Hi! I’m an intern at the JPL Archives, at the end of a five-month, full-time internship here in the stacks.
Now that my time here is wrapping up, I was asked as a last hurrah to write a blog post. Which sounds fantastic, right? But what should I write about, among the various tasks that I did during my time here? After a bit of discussion with the team and some soul-searching, I decided to focus on my work with the Graphic Materials Collection.
Now, you’re probably wondering what is the Graphic Materials Collection?
Well, it’s a mess! Graphic Materials refers to the kind of documents it contains (material that is principally image-based). Collection indicates that the materials in it are pulled from different origins and did not arrive in our archives from one single donor (in which case it would be a Fonds).
The 1297 Collection (the Graphics Collection’s other name) is stored in the oversized drawers. It’s basically supposed to contain every and any poster possessed by the Archives, of which there are a lot. And a lot of them are very cool looking too! But there was a slight problem: our inventory for this collection, which was supposed to be listing every one of these posters with a unique identifying number, and to give their physical location was woefully out of date.

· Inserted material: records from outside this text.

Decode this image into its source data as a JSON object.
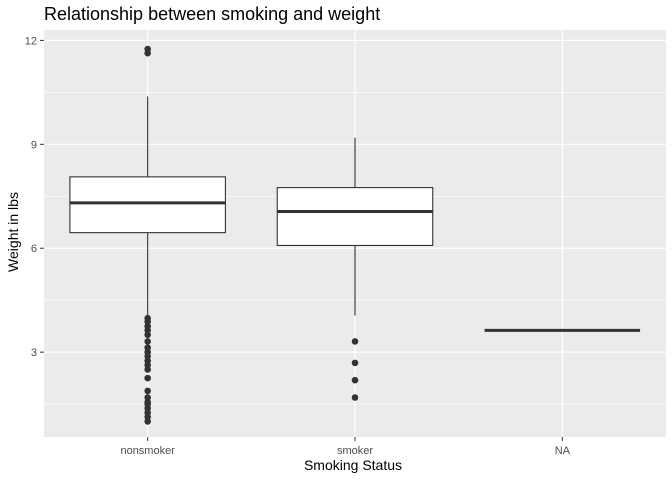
{
  "chart_data": {
    "type": "box",
    "title": "Relationship between smoking and weight",
    "xlabel": "Smoking Status",
    "ylabel": "Weight in lbs",
    "categories": [
      "nonsmoker",
      "smoker",
      "NA"
    ],
    "ylim": [
      0.55,
      12.3
    ],
    "yticks": [
      3,
      6,
      9,
      12
    ],
    "ytick_labels": [
      "3",
      "6",
      "9",
      "12"
    ],
    "grid": true,
    "legend": "none",
    "boxes": [
      {
        "category": "nonsmoker",
        "whisker_low": 4.05,
        "q1": 6.45,
        "median": 7.31,
        "q3": 8.06,
        "whisker_high": 10.38,
        "outliers": [
          11.75,
          11.63,
          3.98,
          3.88,
          3.75,
          3.63,
          3.5,
          3.31,
          3.13,
          3.0,
          2.88,
          2.75,
          2.63,
          2.5,
          2.25,
          1.88,
          1.69,
          1.56,
          1.5,
          1.38,
          1.25,
          1.13,
          1.0
        ]
      },
      {
        "category": "smoker",
        "whisker_low": 4.06,
        "q1": 6.08,
        "median": 7.06,
        "q3": 7.75,
        "whisker_high": 9.19,
        "outliers": [
          3.31,
          2.69,
          2.19,
          1.69
        ]
      },
      {
        "category": "NA",
        "whisker_low": 3.63,
        "q1": 3.63,
        "median": 3.63,
        "q3": 3.63,
        "whisker_high": 3.63,
        "outliers": []
      }
    ],
    "colors": {
      "panel": "#EBEBEB",
      "grid": "#FFFFFF",
      "box_fill": "#FFFFFF",
      "box_line": "#333333",
      "point": "#333333"
    }
  }
}
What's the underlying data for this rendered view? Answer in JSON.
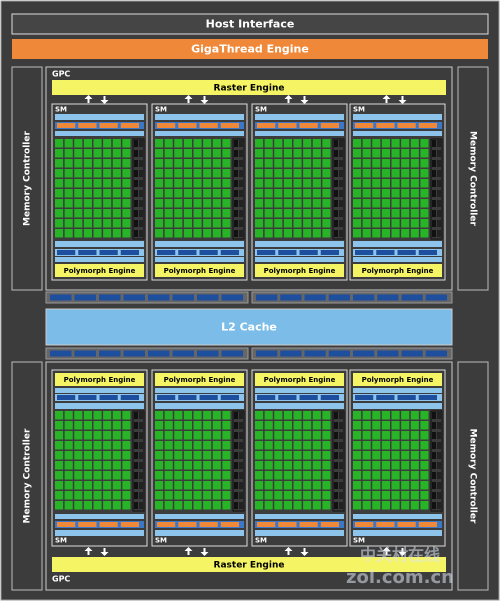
{
  "host_interface": "Host Interface",
  "gigathread_engine": "GigaThread Engine",
  "memory_controllers": [
    "Memory Controller",
    "Memory Controller",
    "Memory Controller",
    "Memory Controller"
  ],
  "gpcs": [
    {
      "label": "GPC",
      "raster_engine": "Raster Engine",
      "sms": [
        {
          "label": "SM",
          "polymorph_engine": "Polymorph Engine"
        },
        {
          "label": "SM",
          "polymorph_engine": "Polymorph Engine"
        },
        {
          "label": "SM",
          "polymorph_engine": "Polymorph Engine"
        },
        {
          "label": "SM",
          "polymorph_engine": "Polymorph Engine"
        }
      ]
    },
    {
      "label": "GPC",
      "raster_engine": "Raster Engine",
      "sms": [
        {
          "label": "SM",
          "polymorph_engine": "Polymorph Engine"
        },
        {
          "label": "SM",
          "polymorph_engine": "Polymorph Engine"
        },
        {
          "label": "SM",
          "polymorph_engine": "Polymorph Engine"
        },
        {
          "label": "SM",
          "polymorph_engine": "Polymorph Engine"
        }
      ]
    }
  ],
  "l2_cache": "L2 Cache",
  "watermark": {
    "cn": "中关村在线",
    "url": "zol.com.cn"
  }
}
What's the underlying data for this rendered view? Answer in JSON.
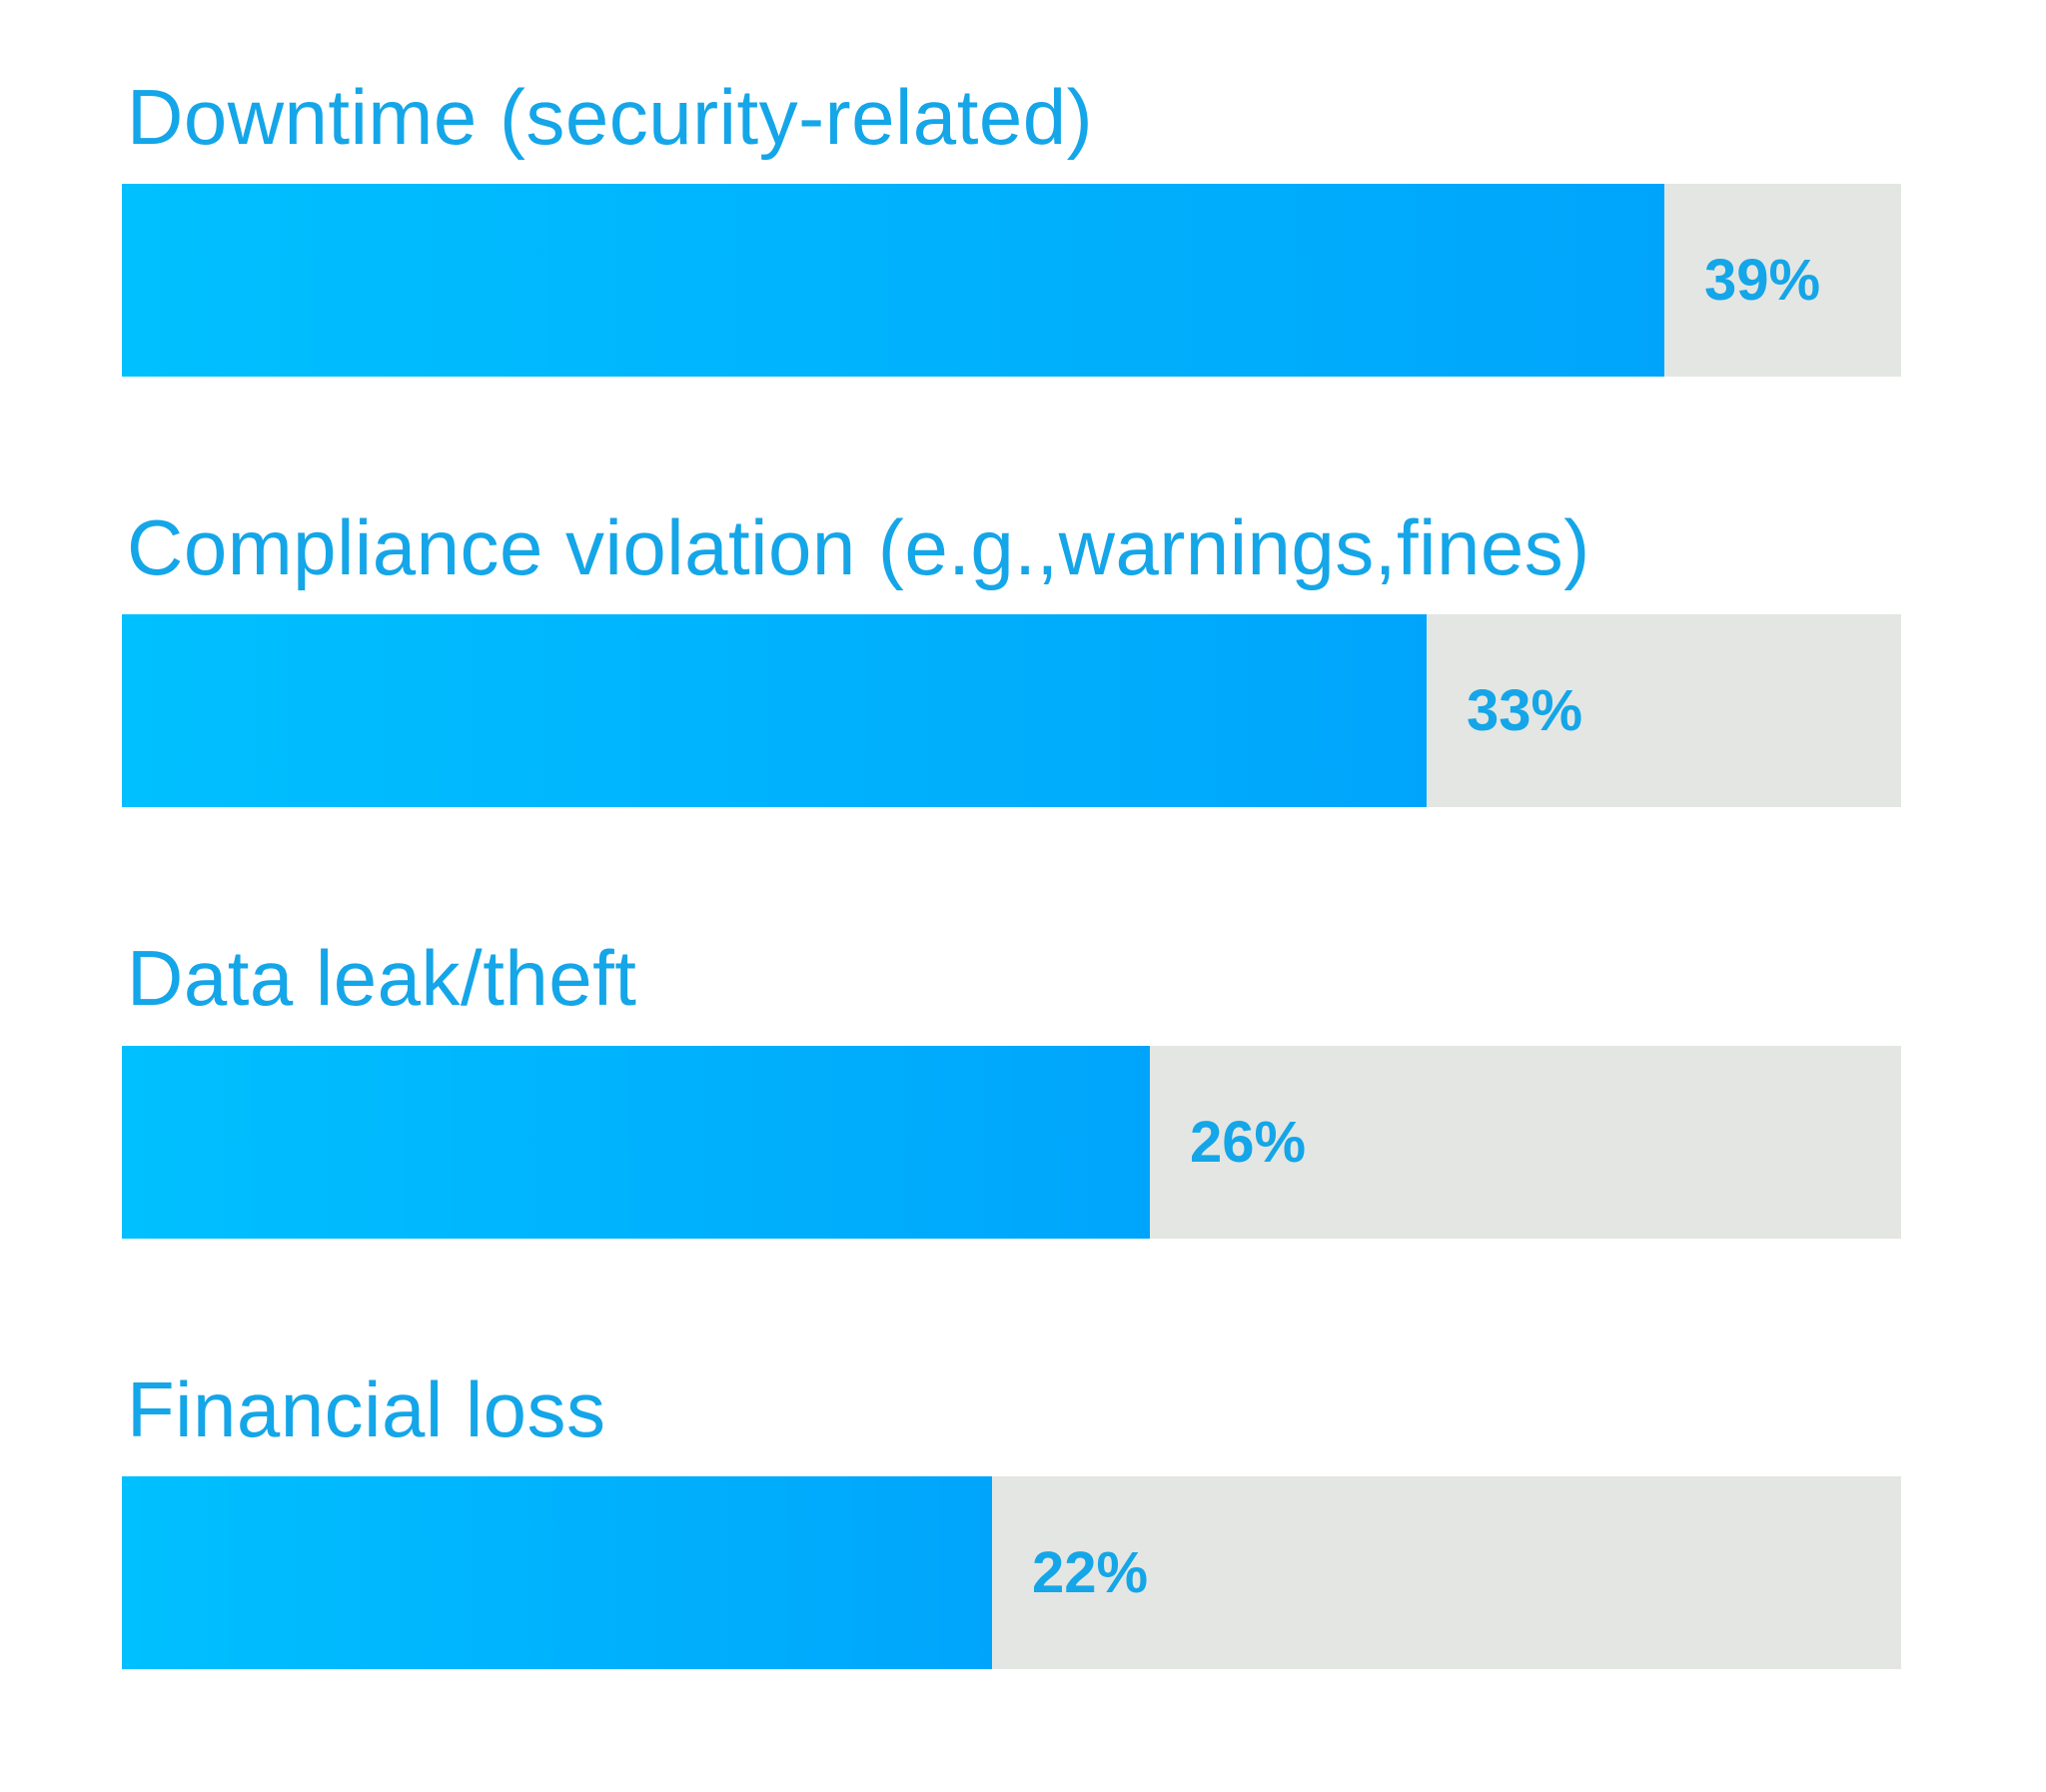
{
  "chart_data": {
    "type": "bar",
    "orientation": "horizontal",
    "categories": [
      "Downtime (security-related)",
      "Compliance violation (e.g.,warnings,fines)",
      "Data leak/theft",
      "Financial loss"
    ],
    "values": [
      39,
      33,
      26,
      22
    ],
    "value_labels": [
      "39%",
      "33%",
      "26%",
      "22%"
    ],
    "unit": "%",
    "xlim": [
      0,
      45
    ],
    "grid": false,
    "legend": "none"
  },
  "colors": {
    "accent": "#14a6e8",
    "bar_start": "#00c0ff",
    "bar_end": "#00a5fb",
    "track": "#e4e6e3",
    "background": "#ffffff"
  }
}
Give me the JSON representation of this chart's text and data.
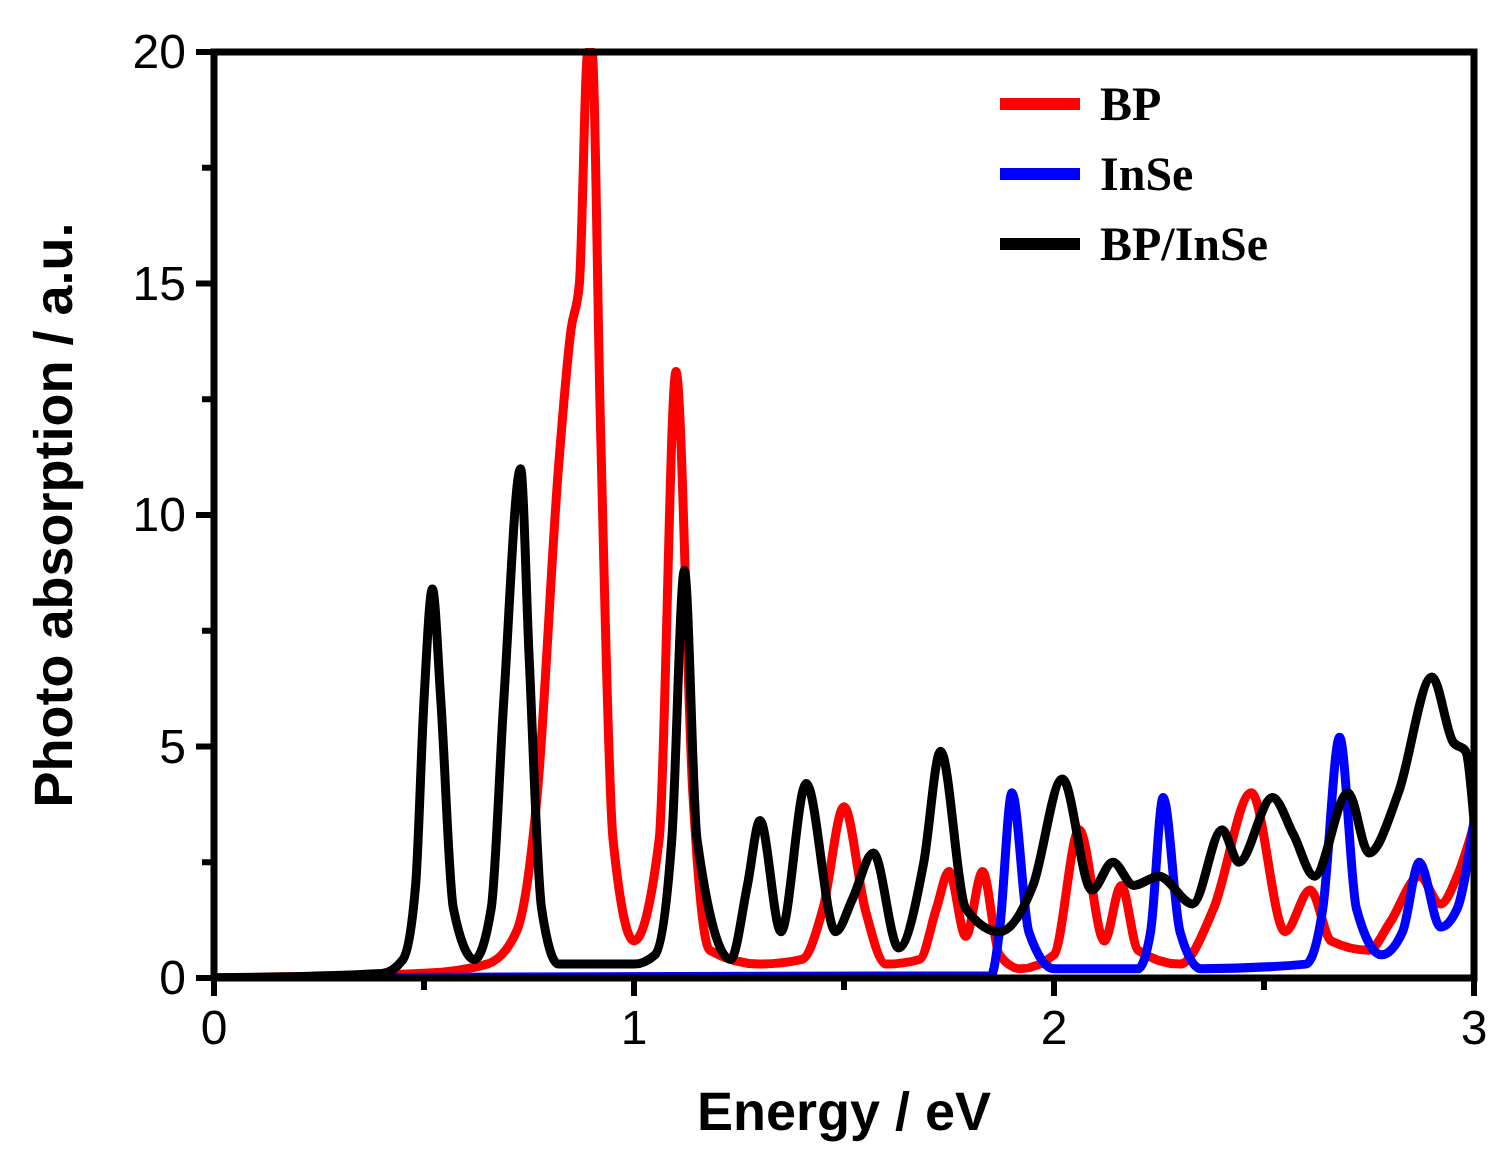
{
  "chart_data": {
    "type": "line",
    "xlabel": "Energy / eV",
    "ylabel": "Photo absorption / a.u.",
    "xlim": [
      0,
      3
    ],
    "ylim": [
      0,
      20
    ],
    "xticks": [
      0,
      {
        "value": 0.5,
        "label": null
      },
      1,
      {
        "value": 1.5,
        "label": null
      },
      2,
      {
        "value": 2.5,
        "label": null
      },
      3
    ],
    "yticks": [
      0,
      {
        "value": 2.5,
        "label": null
      },
      5,
      {
        "value": 7.5,
        "label": null
      },
      10,
      {
        "value": 12.5,
        "label": null
      },
      15,
      {
        "value": 17.5,
        "label": null
      },
      20
    ],
    "grid": false,
    "legend": "top right",
    "line_style": "solid",
    "series": [
      {
        "name": "BP",
        "color": "#ff0000",
        "x": [
          0,
          0.5,
          0.65,
          0.72,
          0.77,
          0.82,
          0.85,
          0.87,
          0.89,
          0.9,
          0.92,
          0.95,
          1.0,
          1.06,
          1.1,
          1.14,
          1.18,
          1.3,
          1.4,
          1.45,
          1.5,
          1.55,
          1.6,
          1.68,
          1.72,
          1.75,
          1.79,
          1.83,
          1.87,
          1.92,
          2.0,
          2.06,
          2.12,
          2.16,
          2.2,
          2.3,
          2.38,
          2.47,
          2.55,
          2.61,
          2.66,
          2.75,
          2.8,
          2.87,
          2.92,
          2.96,
          3.0
        ],
        "values": [
          0,
          0.1,
          0.3,
          1,
          4,
          11,
          14,
          15,
          20,
          20,
          12,
          3,
          0.8,
          3,
          13.1,
          4,
          0.6,
          0.3,
          0.4,
          1.5,
          3.7,
          1.5,
          0.3,
          0.4,
          1.5,
          2.3,
          0.9,
          2.3,
          0.5,
          0.2,
          0.5,
          3.2,
          0.8,
          2.0,
          0.6,
          0.3,
          1.5,
          4.0,
          1.0,
          1.9,
          0.8,
          0.6,
          1.2,
          2.2,
          1.6,
          2.2,
          3.3
        ]
      },
      {
        "name": "InSe",
        "color": "#0000ff",
        "x": [
          0,
          1.85,
          1.87,
          1.9,
          1.94,
          2.0,
          2.2,
          2.23,
          2.26,
          2.3,
          2.35,
          2.6,
          2.64,
          2.68,
          2.72,
          2.78,
          2.83,
          2.87,
          2.92,
          2.96,
          3.0
        ],
        "values": [
          0,
          0.05,
          1,
          4.0,
          1,
          0.2,
          0.2,
          1,
          3.9,
          1,
          0.2,
          0.3,
          1.5,
          5.2,
          1.5,
          0.5,
          1,
          2.5,
          1.1,
          1.5,
          3.4
        ]
      },
      {
        "name": "BP/InSe",
        "color": "#000000",
        "x": [
          0,
          0.4,
          0.45,
          0.48,
          0.5,
          0.52,
          0.54,
          0.57,
          0.62,
          0.66,
          0.69,
          0.73,
          0.75,
          0.78,
          0.82,
          1.0,
          1.05,
          1.09,
          1.12,
          1.15,
          1.23,
          1.27,
          1.3,
          1.35,
          1.41,
          1.48,
          1.52,
          1.57,
          1.63,
          1.69,
          1.73,
          1.79,
          1.87,
          1.95,
          2.02,
          2.09,
          2.14,
          2.19,
          2.25,
          2.33,
          2.4,
          2.44,
          2.52,
          2.57,
          2.62,
          2.7,
          2.75,
          2.82,
          2.9,
          2.95,
          2.98,
          3.0
        ],
        "values": [
          0,
          0.1,
          0.4,
          2,
          6,
          8.4,
          6,
          1.5,
          0.4,
          1.5,
          6,
          11,
          7,
          1.5,
          0.3,
          0.3,
          0.5,
          3,
          8.8,
          3,
          0.4,
          2,
          3.4,
          1,
          4.2,
          1,
          1.7,
          2.7,
          0.65,
          2.5,
          4.9,
          1.5,
          1.0,
          2.0,
          4.3,
          1.9,
          2.5,
          2.0,
          2.2,
          1.6,
          3.2,
          2.5,
          3.9,
          3.1,
          2.2,
          4.0,
          2.7,
          4.0,
          6.5,
          5.1,
          4.9,
          3.4
        ]
      }
    ]
  }
}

My task was to do the following: identify the true location of the posters, assign them new unique identifiers if needed, and put them back in the drawers where we keep them.
Piece of cake, right? So I thought, but complications soon piled up. First, the posters were not located where they were supposed to be. Then, some of them were missing altogether. Finally, we discovered a second inventory for the collection, listing completely different items than the other inventory, throwing me into utter confusion.
At this point, I took a long, deep breath, and stopped to devise a new plan of attack before going back into the drawers.
First step: identify the current location of the posters in the drawers.
Second step: take all the posters out of the drawers.
Third step: Assign them new numbers, starting from scratch, and fuse the two inventories this way.
Following this revised plan, I set out to work. Fortunately, I had already worked on numbering and labeling a poster collection before, so I applied what I had learned there: I erased, as delicately as possible the old identification numbers that were written on their versos and replaced them by applying archival tape (special tape used to repair posters) and wrote on that instead.
After doing all of that, putting them back in the drawers, and writing down (accurately this time) where I had stored them, there was one last step for me. Some of the posters were in rough shape, so I established a rating system to qualify the state of each poster. My task here was done, and I left the conservation of the posters to the Archives team.